The agent deterministically runs through these steps to run fast and predictably. In order to account for popups and UI changes, our agent checks the live screen state against the memorized state to determine whether it’s safe to proceed with the memorized step. If no major changes prevent safe execution of the memorized step, it proceeds; otherwise, it falls back to a computer use model with context on past actions and the remaining task.
Customers are currently using us for manual tasks like importing and exporting files from legacy desktop applications, booking appointments for patients on a desktop PMS, and data entry for filling our forms like patient profiles and such in an EMR.
We don't have a self-serve option yet but we'd love to onboard you manually. Book a demo here to learn more! (https://www.cyberdesk.io/)
If you’d rather wait for the self-serve option a little later down the line, please do submit your email here (https://forms.gle/HfQLxMXKcv9Eh8Gs8) so you can be notified as soon as that’s ready.
You can also check out our docs here: https://docs.cyberdesk.io/.
We’d absolutely love to hear your thoughts on our approach and on desktop automation for legacy industries!
1) The funny thing about determinism is how deterministic you should be when to break, its kind of a recursive problem. agents are inherently very tough to guardrail on an action space so big like in CUA. The guys from browser use realized it as well and built workflow-use. Or you could try RL or finetuning per task but is not viable(economically or tech wise) currently.
2) As you know, It's a very client facing/customized solution space You might find this interesting, it reflects my thoughts in the space as well. Tough to scale as a fresh startup unless you really niche down on some specific workflows. https://x.com/erikdunteman/status/1923140514549043413 (he is also building in the deterministic agent space now funnily enough) 3) It actually is annoyingly expensive with Claude if you break caching, which you have to at some point if you feed in every screenshot etc. You mentioned you use multiple models (i guess uitars/omniparser?), but in the comments you said claude?

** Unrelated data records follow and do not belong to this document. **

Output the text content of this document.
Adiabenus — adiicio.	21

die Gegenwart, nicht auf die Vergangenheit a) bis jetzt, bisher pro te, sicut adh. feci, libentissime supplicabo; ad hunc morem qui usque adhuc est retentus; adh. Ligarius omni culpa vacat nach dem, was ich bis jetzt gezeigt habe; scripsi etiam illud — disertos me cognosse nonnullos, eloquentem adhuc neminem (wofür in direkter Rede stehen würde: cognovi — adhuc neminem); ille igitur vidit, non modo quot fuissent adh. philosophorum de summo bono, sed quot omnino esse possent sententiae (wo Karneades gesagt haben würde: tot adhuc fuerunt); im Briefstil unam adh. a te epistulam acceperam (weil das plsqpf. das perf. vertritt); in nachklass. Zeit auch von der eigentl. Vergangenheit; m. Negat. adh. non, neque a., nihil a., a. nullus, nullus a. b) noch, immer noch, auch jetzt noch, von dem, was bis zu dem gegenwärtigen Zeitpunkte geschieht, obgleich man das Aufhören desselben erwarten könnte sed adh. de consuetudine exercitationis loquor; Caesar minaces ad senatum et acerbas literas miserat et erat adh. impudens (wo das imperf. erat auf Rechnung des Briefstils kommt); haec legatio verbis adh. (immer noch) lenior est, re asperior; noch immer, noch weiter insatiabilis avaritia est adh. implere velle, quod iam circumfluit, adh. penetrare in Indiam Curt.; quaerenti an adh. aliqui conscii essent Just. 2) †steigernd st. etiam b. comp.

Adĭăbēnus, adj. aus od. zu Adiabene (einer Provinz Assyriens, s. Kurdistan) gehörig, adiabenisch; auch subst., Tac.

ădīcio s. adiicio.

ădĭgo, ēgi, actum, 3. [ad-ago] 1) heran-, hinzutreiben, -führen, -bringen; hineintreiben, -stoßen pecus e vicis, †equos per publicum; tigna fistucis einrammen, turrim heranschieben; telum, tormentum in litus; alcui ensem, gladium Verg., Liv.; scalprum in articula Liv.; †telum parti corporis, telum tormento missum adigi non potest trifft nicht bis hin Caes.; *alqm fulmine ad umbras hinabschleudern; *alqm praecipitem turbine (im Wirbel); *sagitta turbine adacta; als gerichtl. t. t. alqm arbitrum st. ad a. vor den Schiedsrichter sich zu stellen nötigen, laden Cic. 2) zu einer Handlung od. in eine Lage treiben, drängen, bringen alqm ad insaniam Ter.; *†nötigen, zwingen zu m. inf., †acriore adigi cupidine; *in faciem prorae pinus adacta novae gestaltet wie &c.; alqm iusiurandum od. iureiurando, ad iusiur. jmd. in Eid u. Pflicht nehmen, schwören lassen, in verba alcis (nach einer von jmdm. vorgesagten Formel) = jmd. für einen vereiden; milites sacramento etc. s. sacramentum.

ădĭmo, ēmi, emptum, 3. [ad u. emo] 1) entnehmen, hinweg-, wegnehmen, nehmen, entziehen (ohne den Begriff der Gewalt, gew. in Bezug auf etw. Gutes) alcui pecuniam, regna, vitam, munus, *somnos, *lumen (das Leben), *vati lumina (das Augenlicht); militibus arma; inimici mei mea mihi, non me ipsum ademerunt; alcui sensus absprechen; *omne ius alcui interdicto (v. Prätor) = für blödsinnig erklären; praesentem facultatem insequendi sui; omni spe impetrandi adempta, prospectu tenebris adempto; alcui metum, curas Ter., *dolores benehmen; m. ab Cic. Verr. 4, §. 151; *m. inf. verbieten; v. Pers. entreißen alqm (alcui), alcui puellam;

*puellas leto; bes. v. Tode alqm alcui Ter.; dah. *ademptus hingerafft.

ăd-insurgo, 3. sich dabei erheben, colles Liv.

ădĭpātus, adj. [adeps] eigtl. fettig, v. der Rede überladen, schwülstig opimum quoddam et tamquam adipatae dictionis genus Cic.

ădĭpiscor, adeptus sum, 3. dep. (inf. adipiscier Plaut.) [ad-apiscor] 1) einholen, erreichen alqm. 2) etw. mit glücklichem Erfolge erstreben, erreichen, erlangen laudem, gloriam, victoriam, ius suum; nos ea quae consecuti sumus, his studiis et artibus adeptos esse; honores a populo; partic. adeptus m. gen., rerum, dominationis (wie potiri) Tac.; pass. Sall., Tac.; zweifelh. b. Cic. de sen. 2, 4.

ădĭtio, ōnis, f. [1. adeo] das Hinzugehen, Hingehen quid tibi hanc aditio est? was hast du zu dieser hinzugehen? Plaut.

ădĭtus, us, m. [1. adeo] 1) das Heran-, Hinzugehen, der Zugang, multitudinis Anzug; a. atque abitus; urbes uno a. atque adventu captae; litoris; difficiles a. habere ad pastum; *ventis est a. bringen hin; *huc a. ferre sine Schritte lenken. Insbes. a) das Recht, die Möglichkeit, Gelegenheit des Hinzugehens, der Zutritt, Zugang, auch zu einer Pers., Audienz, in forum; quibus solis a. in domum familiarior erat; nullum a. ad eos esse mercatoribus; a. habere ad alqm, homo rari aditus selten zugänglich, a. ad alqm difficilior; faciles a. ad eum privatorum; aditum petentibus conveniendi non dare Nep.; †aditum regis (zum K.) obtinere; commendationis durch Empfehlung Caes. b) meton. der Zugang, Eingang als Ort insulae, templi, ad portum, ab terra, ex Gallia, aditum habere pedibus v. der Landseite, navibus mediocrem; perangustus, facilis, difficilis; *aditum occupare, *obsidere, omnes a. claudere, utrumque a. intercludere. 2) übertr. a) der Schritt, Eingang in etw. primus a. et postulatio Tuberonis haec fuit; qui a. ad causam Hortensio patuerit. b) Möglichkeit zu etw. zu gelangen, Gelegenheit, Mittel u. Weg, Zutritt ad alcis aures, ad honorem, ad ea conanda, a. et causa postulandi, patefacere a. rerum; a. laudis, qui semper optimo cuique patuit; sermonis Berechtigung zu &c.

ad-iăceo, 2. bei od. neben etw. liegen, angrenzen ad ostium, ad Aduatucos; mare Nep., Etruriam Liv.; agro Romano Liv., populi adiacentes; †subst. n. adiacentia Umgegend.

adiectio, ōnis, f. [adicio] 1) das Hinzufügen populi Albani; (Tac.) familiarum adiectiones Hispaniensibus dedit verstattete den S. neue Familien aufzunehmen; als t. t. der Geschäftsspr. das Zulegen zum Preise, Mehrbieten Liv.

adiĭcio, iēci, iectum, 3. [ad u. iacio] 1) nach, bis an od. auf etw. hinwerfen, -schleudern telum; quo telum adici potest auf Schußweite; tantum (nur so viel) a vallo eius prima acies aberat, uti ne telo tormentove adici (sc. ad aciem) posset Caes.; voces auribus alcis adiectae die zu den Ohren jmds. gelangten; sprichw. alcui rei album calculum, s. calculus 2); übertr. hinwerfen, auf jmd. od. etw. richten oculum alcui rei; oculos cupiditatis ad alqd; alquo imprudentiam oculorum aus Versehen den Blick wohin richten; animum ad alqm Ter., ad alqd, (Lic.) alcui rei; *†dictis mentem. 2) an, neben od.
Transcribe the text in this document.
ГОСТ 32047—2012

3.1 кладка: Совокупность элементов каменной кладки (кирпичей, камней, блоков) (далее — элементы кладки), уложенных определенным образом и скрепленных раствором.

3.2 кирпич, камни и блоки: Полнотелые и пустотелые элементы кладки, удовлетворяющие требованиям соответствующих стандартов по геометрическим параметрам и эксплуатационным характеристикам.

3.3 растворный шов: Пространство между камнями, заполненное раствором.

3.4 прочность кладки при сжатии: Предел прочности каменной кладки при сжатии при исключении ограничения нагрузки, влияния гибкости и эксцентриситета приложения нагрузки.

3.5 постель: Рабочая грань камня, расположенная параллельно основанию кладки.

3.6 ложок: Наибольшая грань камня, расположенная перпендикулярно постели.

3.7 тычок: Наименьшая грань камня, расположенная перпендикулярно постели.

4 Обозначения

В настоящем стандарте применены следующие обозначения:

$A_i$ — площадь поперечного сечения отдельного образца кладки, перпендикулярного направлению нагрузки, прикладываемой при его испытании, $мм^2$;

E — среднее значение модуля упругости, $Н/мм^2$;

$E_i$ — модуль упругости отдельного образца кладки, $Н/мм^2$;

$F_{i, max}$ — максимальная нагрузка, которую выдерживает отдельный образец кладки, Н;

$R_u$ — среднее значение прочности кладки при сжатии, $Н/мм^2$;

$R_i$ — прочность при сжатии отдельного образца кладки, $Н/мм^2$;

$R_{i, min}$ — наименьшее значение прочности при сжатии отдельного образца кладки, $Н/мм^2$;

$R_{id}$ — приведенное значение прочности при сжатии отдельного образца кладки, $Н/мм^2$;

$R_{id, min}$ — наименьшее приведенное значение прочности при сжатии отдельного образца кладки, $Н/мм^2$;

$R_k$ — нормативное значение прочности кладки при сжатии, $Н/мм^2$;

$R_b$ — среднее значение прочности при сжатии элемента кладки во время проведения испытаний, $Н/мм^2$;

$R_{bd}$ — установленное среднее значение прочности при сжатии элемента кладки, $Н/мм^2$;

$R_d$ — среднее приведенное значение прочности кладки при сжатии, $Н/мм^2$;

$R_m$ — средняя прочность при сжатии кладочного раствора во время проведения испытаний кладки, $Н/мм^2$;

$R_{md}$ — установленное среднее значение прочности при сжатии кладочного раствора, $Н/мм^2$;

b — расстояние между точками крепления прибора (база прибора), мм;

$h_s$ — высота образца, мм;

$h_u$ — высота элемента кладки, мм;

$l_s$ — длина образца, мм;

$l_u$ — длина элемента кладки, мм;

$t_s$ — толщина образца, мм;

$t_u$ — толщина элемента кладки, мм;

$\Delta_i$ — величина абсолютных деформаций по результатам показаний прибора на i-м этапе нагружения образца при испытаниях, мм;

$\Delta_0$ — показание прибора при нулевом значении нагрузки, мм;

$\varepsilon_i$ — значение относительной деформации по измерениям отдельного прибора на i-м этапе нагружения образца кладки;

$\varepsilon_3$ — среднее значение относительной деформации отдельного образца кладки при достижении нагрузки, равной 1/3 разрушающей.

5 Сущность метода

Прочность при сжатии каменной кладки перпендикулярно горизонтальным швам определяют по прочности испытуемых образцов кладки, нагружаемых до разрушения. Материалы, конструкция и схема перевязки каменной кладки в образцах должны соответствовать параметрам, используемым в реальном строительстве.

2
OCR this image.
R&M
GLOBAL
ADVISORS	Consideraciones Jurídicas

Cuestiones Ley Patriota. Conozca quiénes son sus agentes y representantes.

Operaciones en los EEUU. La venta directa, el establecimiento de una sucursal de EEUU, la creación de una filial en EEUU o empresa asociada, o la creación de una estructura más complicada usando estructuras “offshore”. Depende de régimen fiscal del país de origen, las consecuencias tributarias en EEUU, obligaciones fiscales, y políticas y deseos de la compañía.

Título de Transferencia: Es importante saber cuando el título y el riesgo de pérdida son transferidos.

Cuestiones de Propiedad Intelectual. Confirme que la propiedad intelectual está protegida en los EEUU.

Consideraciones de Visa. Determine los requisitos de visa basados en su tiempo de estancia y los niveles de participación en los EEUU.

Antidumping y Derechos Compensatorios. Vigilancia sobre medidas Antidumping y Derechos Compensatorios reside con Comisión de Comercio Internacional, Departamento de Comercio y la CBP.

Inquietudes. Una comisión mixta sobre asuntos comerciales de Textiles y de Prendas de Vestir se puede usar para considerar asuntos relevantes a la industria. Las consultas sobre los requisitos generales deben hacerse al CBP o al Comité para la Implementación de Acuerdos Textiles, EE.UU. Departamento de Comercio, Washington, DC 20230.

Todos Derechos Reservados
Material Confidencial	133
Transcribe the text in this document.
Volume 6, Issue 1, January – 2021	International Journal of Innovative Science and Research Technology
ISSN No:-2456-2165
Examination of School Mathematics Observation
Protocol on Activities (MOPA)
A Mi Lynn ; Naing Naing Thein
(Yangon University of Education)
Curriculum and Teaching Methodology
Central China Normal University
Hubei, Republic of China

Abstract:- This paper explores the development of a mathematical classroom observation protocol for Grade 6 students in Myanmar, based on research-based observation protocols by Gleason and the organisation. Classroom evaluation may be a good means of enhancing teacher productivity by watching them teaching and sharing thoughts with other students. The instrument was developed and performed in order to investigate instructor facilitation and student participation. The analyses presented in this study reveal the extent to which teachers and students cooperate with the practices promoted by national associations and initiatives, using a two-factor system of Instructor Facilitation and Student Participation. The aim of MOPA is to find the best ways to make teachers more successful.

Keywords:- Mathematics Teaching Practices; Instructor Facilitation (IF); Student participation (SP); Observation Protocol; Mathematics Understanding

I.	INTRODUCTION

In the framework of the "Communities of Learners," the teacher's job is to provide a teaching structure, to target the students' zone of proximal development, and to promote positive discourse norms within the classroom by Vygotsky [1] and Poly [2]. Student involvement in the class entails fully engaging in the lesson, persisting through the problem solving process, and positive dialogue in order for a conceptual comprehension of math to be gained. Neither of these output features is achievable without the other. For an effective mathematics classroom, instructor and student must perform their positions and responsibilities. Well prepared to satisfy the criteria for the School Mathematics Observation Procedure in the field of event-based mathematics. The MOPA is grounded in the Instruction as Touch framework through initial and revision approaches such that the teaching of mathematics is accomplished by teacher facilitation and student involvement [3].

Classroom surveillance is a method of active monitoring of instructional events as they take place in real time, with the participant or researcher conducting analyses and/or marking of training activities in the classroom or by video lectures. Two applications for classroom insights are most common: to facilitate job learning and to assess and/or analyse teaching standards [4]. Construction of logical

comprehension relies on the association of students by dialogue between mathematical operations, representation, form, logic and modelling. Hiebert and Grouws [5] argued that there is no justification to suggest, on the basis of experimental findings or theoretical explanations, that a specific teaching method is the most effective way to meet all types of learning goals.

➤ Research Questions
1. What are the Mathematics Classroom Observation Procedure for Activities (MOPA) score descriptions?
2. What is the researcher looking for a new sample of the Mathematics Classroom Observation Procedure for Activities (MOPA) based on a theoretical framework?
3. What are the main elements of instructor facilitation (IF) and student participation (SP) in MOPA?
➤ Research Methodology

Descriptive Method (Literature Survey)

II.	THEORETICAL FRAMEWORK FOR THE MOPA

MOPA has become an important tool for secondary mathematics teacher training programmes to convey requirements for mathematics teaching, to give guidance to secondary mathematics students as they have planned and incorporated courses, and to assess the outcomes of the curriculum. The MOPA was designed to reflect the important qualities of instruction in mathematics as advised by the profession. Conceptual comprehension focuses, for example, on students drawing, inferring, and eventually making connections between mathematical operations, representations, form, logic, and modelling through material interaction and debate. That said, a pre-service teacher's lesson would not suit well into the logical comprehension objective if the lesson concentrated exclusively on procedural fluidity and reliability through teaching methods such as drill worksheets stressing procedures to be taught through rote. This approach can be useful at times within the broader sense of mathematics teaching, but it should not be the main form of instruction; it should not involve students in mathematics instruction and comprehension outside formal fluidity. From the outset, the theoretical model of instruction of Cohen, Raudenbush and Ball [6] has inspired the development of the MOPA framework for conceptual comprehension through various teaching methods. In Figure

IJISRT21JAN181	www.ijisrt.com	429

4) Ultimately the big bet in the RPA space, as again you know, is that the TAM wont shrink a lot due to more and more SAP's, ERP's etc implementing API's. Of course the big money will always be in ancient apps that wont, but then again in that space, uipath and the others have a chokehold. (and their agentic tech is actually surprisingly good when i had a look 3 months ago)
Good luck in any case! I feel like its one of those spaces that we are definitely still a touch too early, but its such a big market that there is plenty of space for a lot of people.